The BJP and RSS have been eyeing to consolidate their position in Seemanchal for a long time but have failed to penetrate because of the high Muslim population in the region. Muslims account for 67.70% of the population in Kishanganj, 38% in Purnea, 43% in Katihar and more than 40% in Araria. However, Muslims only form 16.5% of Bihar’s 105 million population as per 2011 census.

The BJP, in a tactical move and taking into account the Muslim factor, gave four Lok Sabha seats to the JD(U) and contested only Araria earlier this year. The JD(U) won Purnia, Katihar and Madhepura and the Congress managed to win the Kishanganj seat, a traditional Congress bastion which it has won eight times so far. The BJP and JD(U) together won 17 and 16 seats respectively out of the 40 Lok Sabha seats in the state.

In the 2015 assembly elections, the Grand Alliance, of which the JD(U) was then a part, had won 29 seats out of 37 seats in the Seemanchal and Kosi regions. Out of these, the JD(U) had won 14, Rashtriya Janata Dal (RJD) seven and Congress eight. The BJP could manage to win just seven seats, while one seat had gone in favour of CPI(ML).

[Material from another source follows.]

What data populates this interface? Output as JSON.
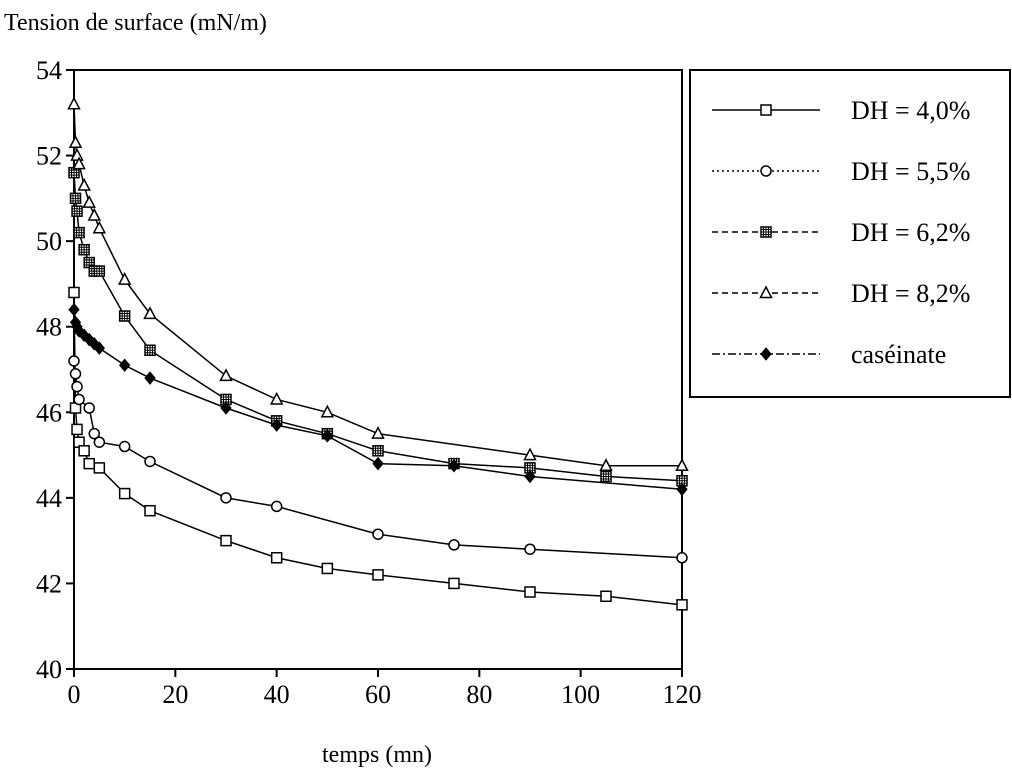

The assembly elections in Bihar are due in 2020. The GA comprising the RJD, JD(U) and Congress had won 178 out of 243 seats while the BJP could win 53 seats only in the last state polls. The JD(U) returned to the NDA’s fold in 2017. The alliance, also comprising the Lok Janshakti Party (LJP), won a whopping 39 out of 40 Lok Sabha seats in 2019, almost clean-sweeping the polls.

“The BJP’s demand for NRC is irking,” a JD(U) leader, who did not want to be named, said.

“The 2020 polls are knocking at the doors and such announcements will only displease the minorities, who have in the LS polls, voted for NDA in large numbers,” he added.

The JD(U)’s prominent Muslim face Baliyawi went on to seek NRC across the country. “Muslims in Seemanchal are not afraid of NRC but my question is why the minorities are being targeted through such absurd steps,” he asked.

Another senior JD(U) leader and Bihar industries minister Shyam Rajak said there is no outsider or foreigner in Bihar. “All those living here are Biharis,” he said.

Bihar chief minister Nitish Kumar, who is also the JD(U) president, has repeatedly said that his party is not in favour of NRC.

“NRC is a very sensitive issue and it was implemented in Assam following clearance from the Supreme Court. But there is no need for NRC in Bihar or other states in the country. Our party is fully against sending citizens outside the country in the name of NRC,” said JD(U)’s principal general secretary Tyagi.

Prashant Kishor, who is an election strategist and close aide of Nitish Kumar, had two days ago opposed NRC, saying that it is a ‘botched up’ process meant to leave lakhs of people as foreigners in their own country.